Art Historian, Jessica Beck: This is a painting by Andy Warhol titled Orange Car Crash Fourteen Times, and it's a part of his Death and Disaster series from 1963 and ‘64.
Warhol zeroed in on what it means to have death in the public eye and this American fascination with consumption, whether that be a celebrity star or commercial products, but also images that elicit certain feelings. Gossip magazines make their money off of sensational images. He starts looking at car accidents that are very gruesome. He plucks it from the source and then reproduces it over and over again, tapping into that dark desire for wanting to see an accident.

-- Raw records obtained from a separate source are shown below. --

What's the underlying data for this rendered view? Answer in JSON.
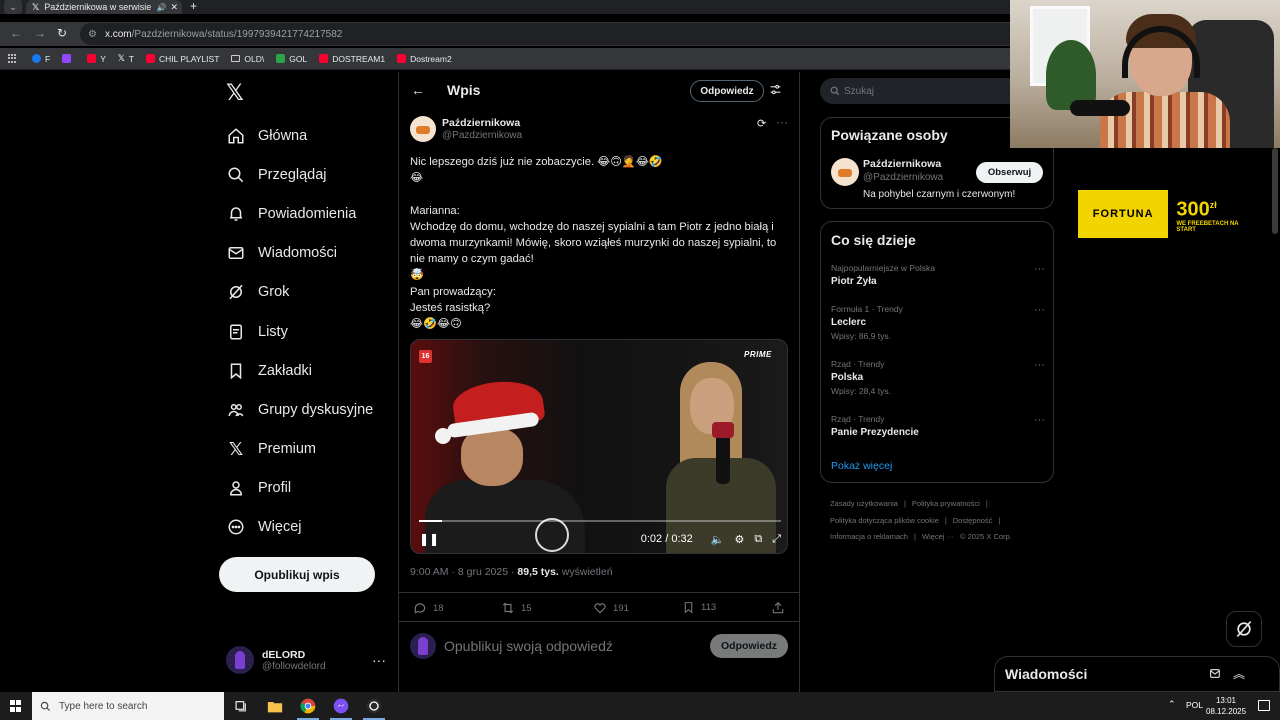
{
  "browser": {
    "tab_title": "Październikowa w serwisie X",
    "url_host": "x.com",
    "url_path": "/Pazdziernikowa/status/1997939421774217582",
    "bookmarks": [
      {
        "label": "F",
        "color": "#1877f2"
      },
      {
        "label": "",
        "color": "#9146ff"
      },
      {
        "label": "Y",
        "color": "#ff0033"
      },
      {
        "label": "T",
        "color": "#ffffff"
      },
      {
        "label": "CHIL PLAYLIST",
        "color": "#ff0033"
      },
      {
        "label": "OLD\\",
        "color": "folder"
      },
      {
        "label": "GOL",
        "color": "#2aa34a"
      },
      {
        "label": "DOSTREAM1",
        "color": "#ff0033"
      },
      {
        "label": "Dostream2",
        "color": "#ff0033"
      }
    ]
  },
  "sidebar": {
    "items": [
      {
        "label": "Główna",
        "icon": "home-icon"
      },
      {
        "label": "Przeglądaj",
        "icon": "search-icon"
      },
      {
        "label": "Powiadomienia",
        "icon": "bell-icon"
      },
      {
        "label": "Wiadomości",
        "icon": "mail-icon"
      },
      {
        "label": "Grok",
        "icon": "grok-icon"
      },
      {
        "label": "Listy",
        "icon": "list-icon"
      },
      {
        "label": "Zakładki",
        "icon": "bookmark-icon"
      },
      {
        "label": "Grupy dyskusyjne",
        "icon": "people-icon"
      },
      {
        "label": "Premium",
        "icon": "x-icon"
      },
      {
        "label": "Profil",
        "icon": "person-icon"
      },
      {
        "label": "Więcej",
        "icon": "more-circle-icon"
      }
    ],
    "post_button": "Opublikuj wpis",
    "user": {
      "name": "dELORD",
      "handle": "@followdelord"
    }
  },
  "main": {
    "title": "Wpis",
    "reply_pill": "Odpowiedz",
    "author": {
      "name": "Październikowa",
      "handle": "@Pazdziernikowa"
    },
    "text": "Nic lepszego dziś już nie zobaczycie. 😂🙃🤦😂🤣\n😂\n\nMarianna:\nWchodzę do domu, wchodzę do naszej sypialni a tam Piotr z jedno białą i dwoma murzynkami! Mówię, skoro wziąłeś murzynki do naszej sypialni, to nie mamy o czym gadać!\n🤯\nPan prowadzący:\nJesteś rasistką?\n😂🤣😂🙃",
    "video": {
      "age_badge": "16",
      "brand": "PRIME",
      "time": "0:02 / 0:32",
      "progress": 0.0625
    },
    "meta": {
      "time": "9:00 AM · 8 gru 2025 · ",
      "views": "89,5 tys.",
      "views_label": " wyświetleń"
    },
    "actions": {
      "replies": "18",
      "reposts": "15",
      "likes": "191",
      "bookmarks": "113"
    },
    "reply_placeholder": "Opublikuj swoją odpowiedź",
    "reply_button": "Odpowiedz"
  },
  "right": {
    "search_placeholder": "Szukaj",
    "related": {
      "title": "Powiązane osoby",
      "name": "Październikowa",
      "handle": "@Pazdziernikowa",
      "bio": "Na pohybel czarnym i czerwonym!",
      "follow": "Obserwuj"
    },
    "trends": {
      "title": "Co się dzieje",
      "items": [
        {
          "category": "Najpopularniejsze w Polska",
          "topic": "Piotr Żyła",
          "posts": ""
        },
        {
          "category": "Formuła 1 · Trendy",
          "topic": "Leclerc",
          "posts": "Wpisy: 86,9 tys."
        },
        {
          "category": "Rząd · Trendy",
          "topic": "Polska",
          "posts": "Wpisy: 28,4 tys."
        },
        {
          "category": "Rząd · Trendy",
          "topic": "Panie Prezydencie",
          "posts": ""
        }
      ],
      "show_more": "Pokaż więcej"
    },
    "footer": [
      "Zasady użytkowania",
      "|",
      "Polityka prywatności",
      "|",
      "Polityka dotycząca plików cookie",
      "|",
      "Dostępność",
      "|",
      "Informacja o reklamach",
      "|",
      "Więcej ···",
      "© 2025 X Corp."
    ],
    "ad": {
      "brand": "FORTUNA",
      "amount": "300",
      "currency": "zł",
      "tagline": "WE FREEBETACH NA START"
    },
    "messages": "Wiadomości"
  },
  "taskbar": {
    "search_placeholder": "Type here to search",
    "lang": "POL",
    "time": "13:01",
    "date": "08.12.2025"
  },
  "colors": {
    "accent": "#1d9bf0",
    "background": "#000000",
    "border": "#2f3336",
    "muted": "#71767b"
  }
}
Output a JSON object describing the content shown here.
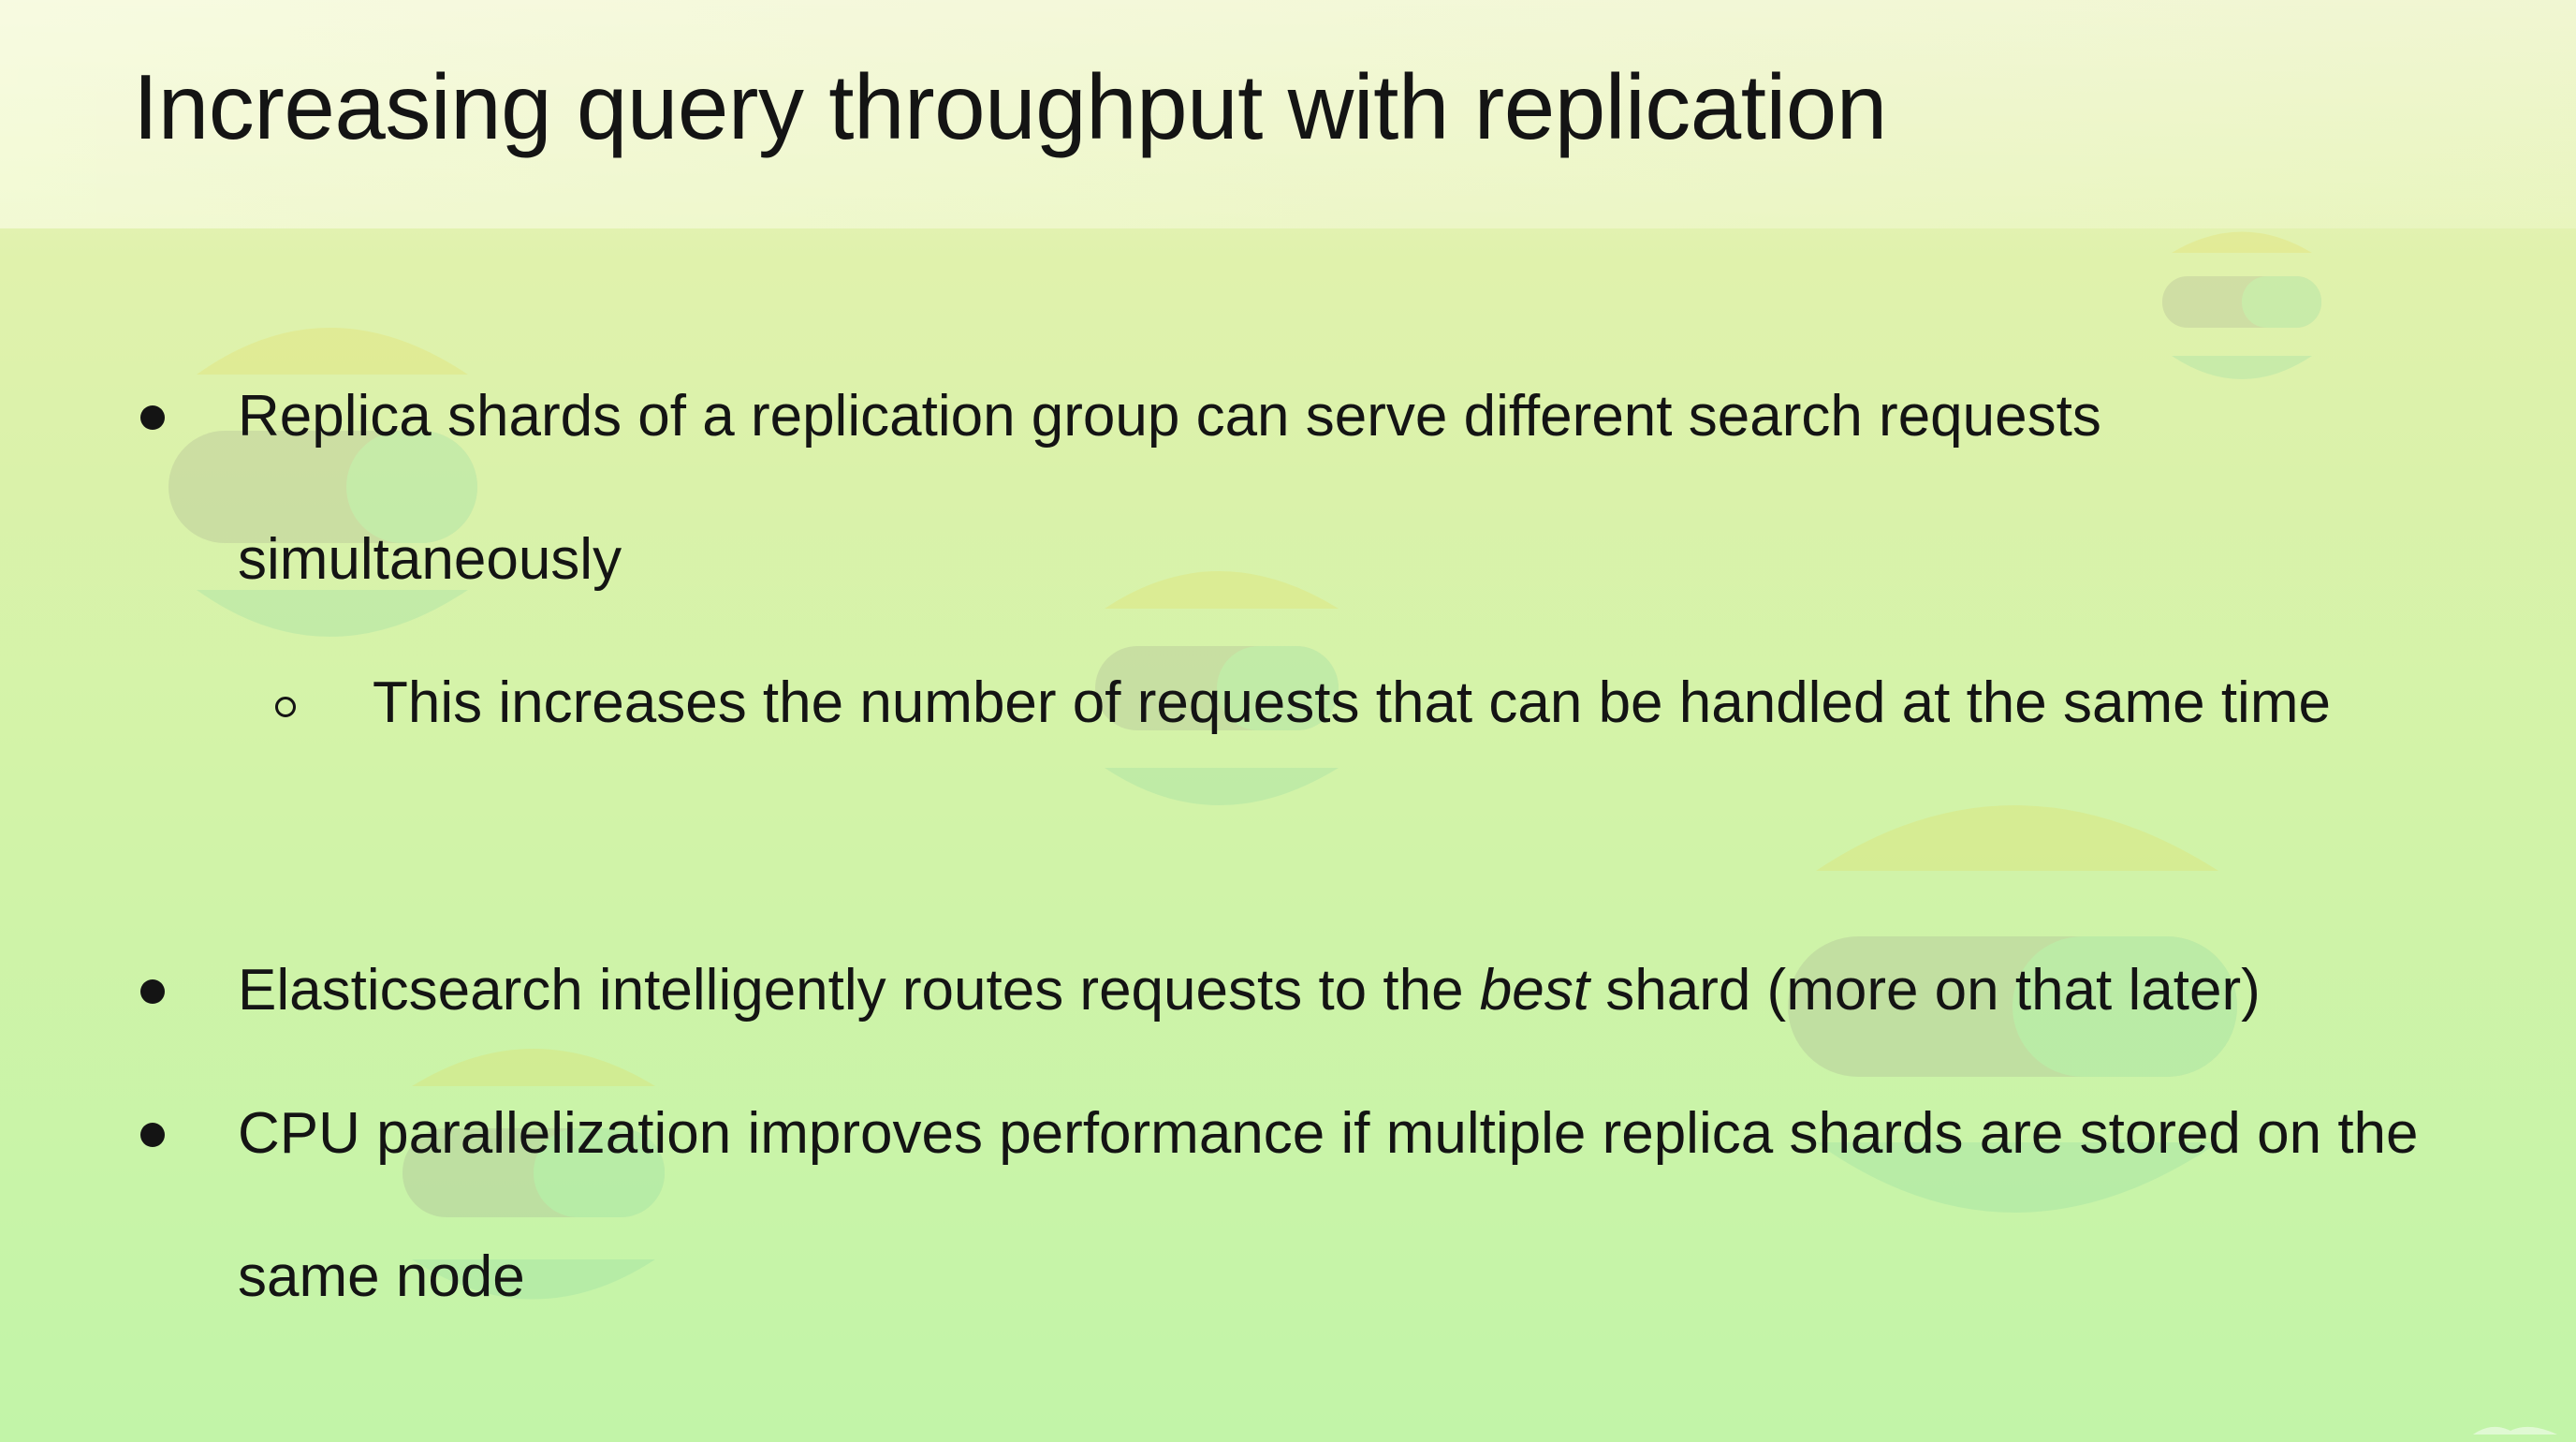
{
  "slide": {
    "title": "Increasing query throughput with replication",
    "bullets": [
      {
        "text": "Replica shards of a replication group can serve different search requests simultaneously",
        "sub_bullets": [
          {
            "text": "This increases the number of requests that can be handled at the same time"
          }
        ]
      },
      {
        "text_before": "Elasticsearch intelligently routes requests to the ",
        "text_emphasis": "best",
        "text_after": " shard (more on that later)"
      },
      {
        "text": "CPU parallelization improves performance if multiple replica shards are stored on the same node"
      }
    ]
  },
  "colors": {
    "background_top": "#eef4cf",
    "background_bottom": "#c2f4a8",
    "text": "#141414",
    "watermark_yellow": "#e9d64a",
    "watermark_green": "#7fd3a3",
    "watermark_gray": "#9a9a8a"
  },
  "icons": {
    "bullet_level_1": "filled-circle",
    "bullet_level_2": "hollow-circle",
    "watermark": "elastic-logo-watermark"
  }
}
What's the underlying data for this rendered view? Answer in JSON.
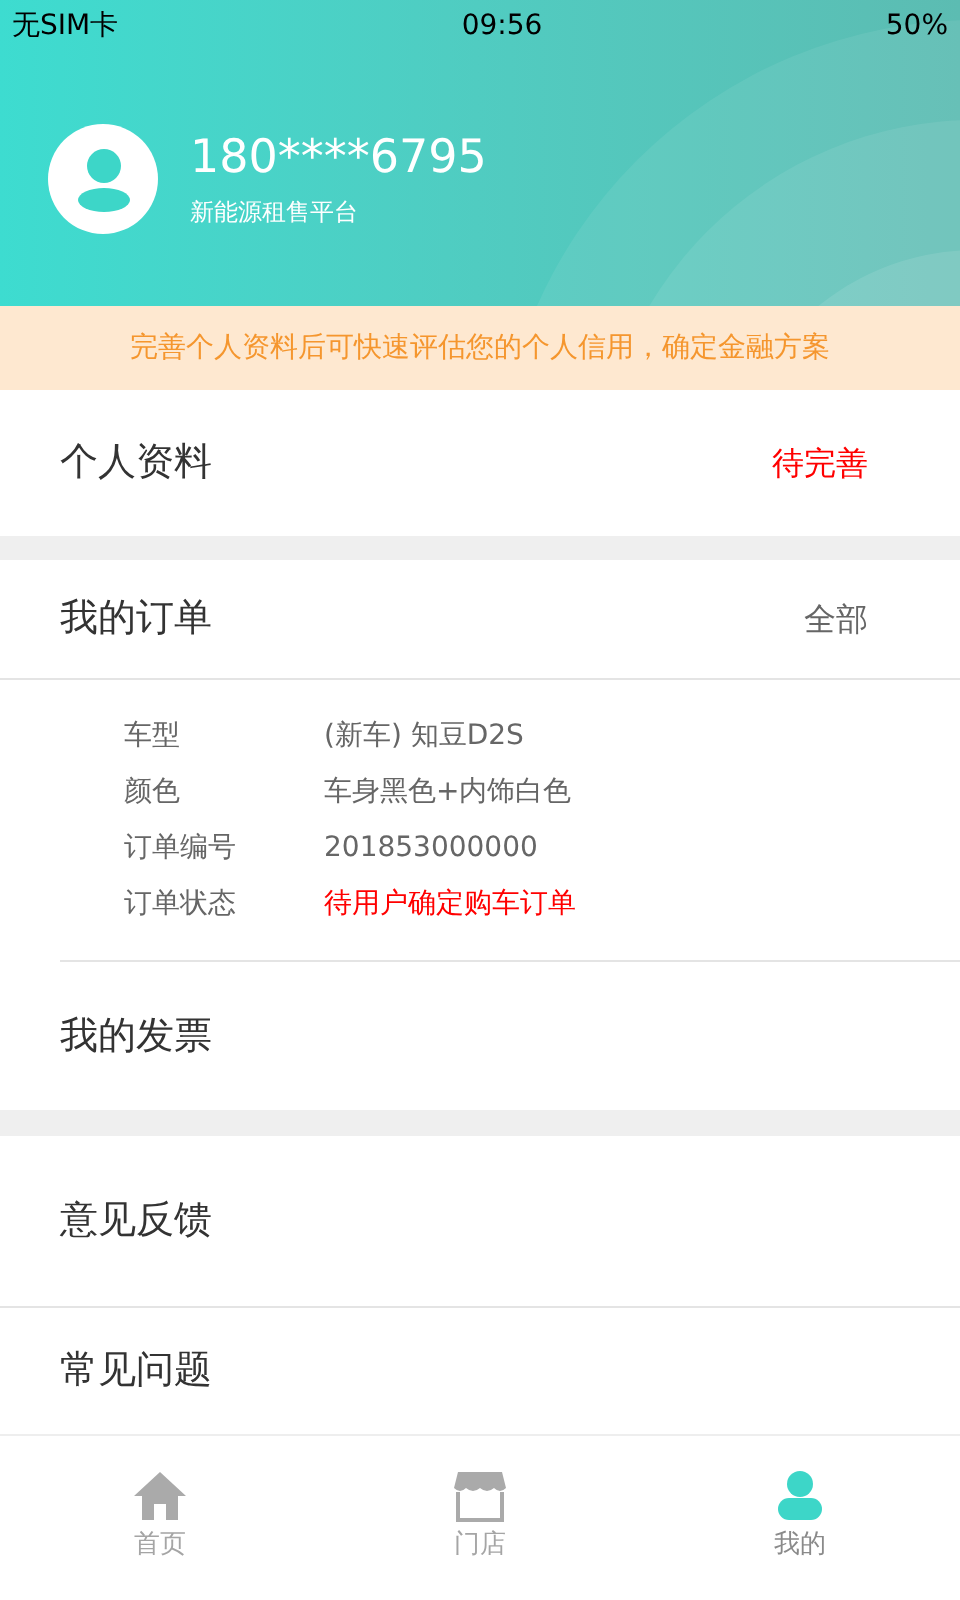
{
  "status_bar": {
    "carrier": "无SIM卡",
    "time": "09:56",
    "battery": "50%"
  },
  "profile": {
    "phone": "180****6795",
    "subtitle": "新能源租售平台"
  },
  "notice": "完善个人资料后可快速评估您的个人信用，确定金融方案",
  "personal_info": {
    "label": "个人资料",
    "status": "待完善"
  },
  "orders": {
    "title": "我的订单",
    "link": "全部",
    "details": [
      {
        "label": "车型",
        "value": "(新车) 知豆D2S",
        "kind": "normal"
      },
      {
        "label": "颜色",
        "value": "车身黑色+内饰白色",
        "kind": "normal"
      },
      {
        "label": "订单编号",
        "value": "201853000000",
        "kind": "normal"
      },
      {
        "label": "订单状态",
        "value": "待用户确定购车订单",
        "kind": "alert"
      }
    ]
  },
  "invoice": "我的发票",
  "menu": [
    "意见反馈",
    "常见问题"
  ],
  "tabs": [
    {
      "label": "首页",
      "kind": "home",
      "selected": false
    },
    {
      "label": "门店",
      "kind": "store",
      "selected": false
    },
    {
      "label": "我的",
      "kind": "user",
      "selected": true
    }
  ]
}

Warhol started silkscreening in the early ‘60s. Traditionally, this is more of a commercial technique. You could take any image and make basically a larger photocopy that then you would burn into silk fabric, and then you press ink through the image to get it onto the painting. In the silkscreen process, the screen can clog with ink. Also, sometimes you don't get the whole image. Warhol uses all of those possibilities for mistakes as a device in the paintings. You see a heavy layering of ink. You see little bits of double registration, kind of a ghost image.
It makes you get up close to see, “what is this image?” And then you zero in to see someone's head inside the car. And so the kind of haunting, almost mesmerizing quality about these paintings is looking for signs of life, looking for the figure, trying to orient yourself in this image.